Competitive neutrality in public-private partnership evaluations: a non-neutral interpretation in comparative perspective
Asia Pacific Journal of Public Administration, 2017, vol. 39, issue 4, 225-237
Internationally, public-private partnerships (PPPs) have become an increasingly common part of government infrastructure programmes. The public sector comparator (PSC) is the key quantitative test to ensure that PPP projects achieve much vaunted value-for-money (VFM) compared to projects managed solely by governments. Despite attracting much debate over the preceding two decades, one component of the PSC that has received relatively little attention is that of competitive neutrality, which is the requirement to remove any advantages either delivery method, private or public, may have due to ownership. Competitive neutrality policies have found favour over the last two decades in an effort to enhance micro-economic competitive tension.
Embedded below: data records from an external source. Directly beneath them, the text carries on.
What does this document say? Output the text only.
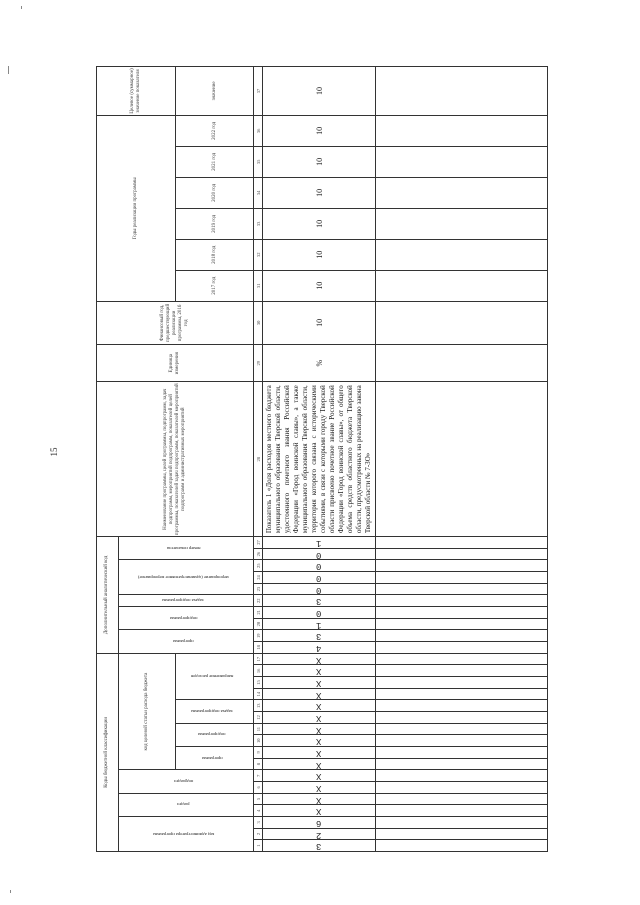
15
Коды бюджетной классификации																	Дополнительный аналитический код										Наименование программы, целей программы, подпрограмм, задач подпрограмм, мероприятий подпрограмм, показателей целей программы, показателей задач подпрограмм, показателей мероприятий подпрограмм и административных мероприятий	Единица измерения	Финансовый год, предшествующий реализации программы, 2016 год	Годы реализации программы						Целевое (суммарное) значение показателя
код администратора программы			раздел		подраздел		код целевой статьи расхода бюджета										программа		подпрограмма		задача подпрограммы	мероприятие (административное мероприятие)			номер показателя											
							программа		подпрограмма		задача подпрограммы		направление расходов																	2017 год	2018 год	2019 год	2020 год	2021 год	2022 год	значение
1	2	3	4	5	6	7	8	9	10	11	12	13	14	15	16	17	18	19	20	21	22	23	24	25	26	27	28	29	30	31	32	33	34	35	36	37
3	2	6	Х	Х	Х	Х	Х	Х	Х	Х	Х	Х	Х	Х	Х	Х	4	3	1	0	3	0	0	0	0	1	Показатель 1 «Доля расходов местного бюджета муниципального образования Тверской области, удостоенного почетного звания Российской Федерации «Город воинской славы», а также муниципального образования Тверской области, территория которого связана с историческими событиями, в связи с которыми городу Тверской области присвоено почетное звание Российской Федерации «Город воинской славы», от общего объема средств областного бюджета Тверской области, предусмотренных на реализацию закона Тверской области № 7-ЗО»	%	10	10	10	10	10	10	10	10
In response, this article reviews the conceptual basis for competitive neutrality and considers how it has been applied within the PPP guidelines in eight G20 economies. It finds that, while most governments apply some principles of competitive neutrality, the application varies widely, with a tendency to favour the PPP option. It also finds that the objectives of VFM and competitive neutrality are competing and, in fact, contradictory, which raises the issue of whether a competitive neutrality adjustment should be made to all PPP evaluations. The conclusion is that such an adjustment should not be made in all instances.